Ho’oponopono es una técnica hawaiana que aplicó el doctor Len Ilheakala. Joe Vitale y Mabel Katz, son algunos autores destacados que han descripto esta actitud de aceptación y liberación de conflictos.
Comencemos por el ritual de apertura hacia nuestro pasado para sanar antiguas heridas de las cuales nosotros traemos sus huellas:
En un lugar tranquilo, con el cuerpo relajado, las manos cómodas y abiertas en posición de recibir, practicamos la respiración que los hawaianos llaman “ha”: tomamos el aire por nariz en siete tiempos, retenemos siete tiempos y exhalamos en siete tiempos. Repetimos siete veces y luego nos disponemos a leer la siguiente oración:

“Divino Creador, padre, madre, hijo como uno. Si yo, mi familia, parientes y ancestros te han ofendido a ti, a tu familia, parientes y ancestros en pensamiento, palabras, hechos y acciones desde el principio de nuestra creación hasta el presente, te pedimos perdón. Que esto limpie , purifique, libere, corte todos los recuerdos negativos, bloqueos, energías, vibraciones y trasmute estas energías no deseadas en luz pura… Y está hecho”

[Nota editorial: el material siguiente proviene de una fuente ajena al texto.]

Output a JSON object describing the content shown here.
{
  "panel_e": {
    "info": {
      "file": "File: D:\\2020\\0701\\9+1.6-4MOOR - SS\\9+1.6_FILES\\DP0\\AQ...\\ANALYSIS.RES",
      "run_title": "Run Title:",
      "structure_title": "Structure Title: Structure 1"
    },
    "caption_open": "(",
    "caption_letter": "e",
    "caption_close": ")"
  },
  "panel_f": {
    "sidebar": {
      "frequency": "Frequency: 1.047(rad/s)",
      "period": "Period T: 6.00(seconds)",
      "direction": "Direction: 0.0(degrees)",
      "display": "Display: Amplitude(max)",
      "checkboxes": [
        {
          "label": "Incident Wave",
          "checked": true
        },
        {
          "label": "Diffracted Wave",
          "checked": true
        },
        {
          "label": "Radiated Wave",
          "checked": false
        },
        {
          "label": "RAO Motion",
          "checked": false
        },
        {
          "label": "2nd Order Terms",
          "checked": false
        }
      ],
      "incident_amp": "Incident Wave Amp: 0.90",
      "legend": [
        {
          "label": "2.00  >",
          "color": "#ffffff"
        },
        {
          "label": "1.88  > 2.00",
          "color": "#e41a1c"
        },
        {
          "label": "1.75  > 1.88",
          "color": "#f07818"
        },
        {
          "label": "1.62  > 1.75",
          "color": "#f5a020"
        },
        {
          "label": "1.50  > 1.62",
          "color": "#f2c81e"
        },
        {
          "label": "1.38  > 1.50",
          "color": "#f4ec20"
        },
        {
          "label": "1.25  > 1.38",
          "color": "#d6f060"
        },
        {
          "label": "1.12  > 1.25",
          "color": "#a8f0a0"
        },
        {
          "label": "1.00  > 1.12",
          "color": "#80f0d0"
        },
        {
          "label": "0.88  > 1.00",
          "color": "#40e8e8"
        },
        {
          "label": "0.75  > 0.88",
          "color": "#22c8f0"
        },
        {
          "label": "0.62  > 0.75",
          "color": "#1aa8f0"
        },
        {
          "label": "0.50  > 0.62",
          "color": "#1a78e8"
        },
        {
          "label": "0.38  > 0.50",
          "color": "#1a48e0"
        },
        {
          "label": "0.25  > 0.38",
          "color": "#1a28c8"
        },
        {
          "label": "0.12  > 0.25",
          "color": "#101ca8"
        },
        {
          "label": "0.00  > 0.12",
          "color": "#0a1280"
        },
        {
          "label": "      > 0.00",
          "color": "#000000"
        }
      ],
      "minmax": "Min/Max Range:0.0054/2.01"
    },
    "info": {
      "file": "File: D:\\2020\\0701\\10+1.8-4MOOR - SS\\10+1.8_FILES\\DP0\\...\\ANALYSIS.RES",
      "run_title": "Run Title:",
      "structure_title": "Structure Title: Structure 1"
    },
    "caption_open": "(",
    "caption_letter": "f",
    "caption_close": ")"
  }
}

Continuamos… Focalizando en algún conflicto o persona repetimos, con la intención que se detalla en cada caso.
Gracias, lo siento, te amo, te libero…
* GRACIAS: Agradezco que vengas a mostrarme algo que debo sanar en mí, lo que veo es un reflejo de una herida que tengo, asumo esta responsabilidad y te doy gracias, aunque…  (actitud, situación) me hace sufrir. Abandono el sufrimiento y elijo agradecer que estés en mi vida porque voy a aprender y este aprendizaje me dará mayor crecimiento espiritual. Agradezco que estés en mi vida. Estás representando un papel y un guión que yo mismo he escrito de acuerdo a los juicios que he tenido. Gracias porque estoy sanando.
* LO SIENTO – PERDÓN: Realmente creo que estás representando un papel en la película de mi vida que considero muy doloroso, incluso para vos. Te pido perdón. Quiero verte como Dios te ve. Sé que todo está en el camino para mi superación.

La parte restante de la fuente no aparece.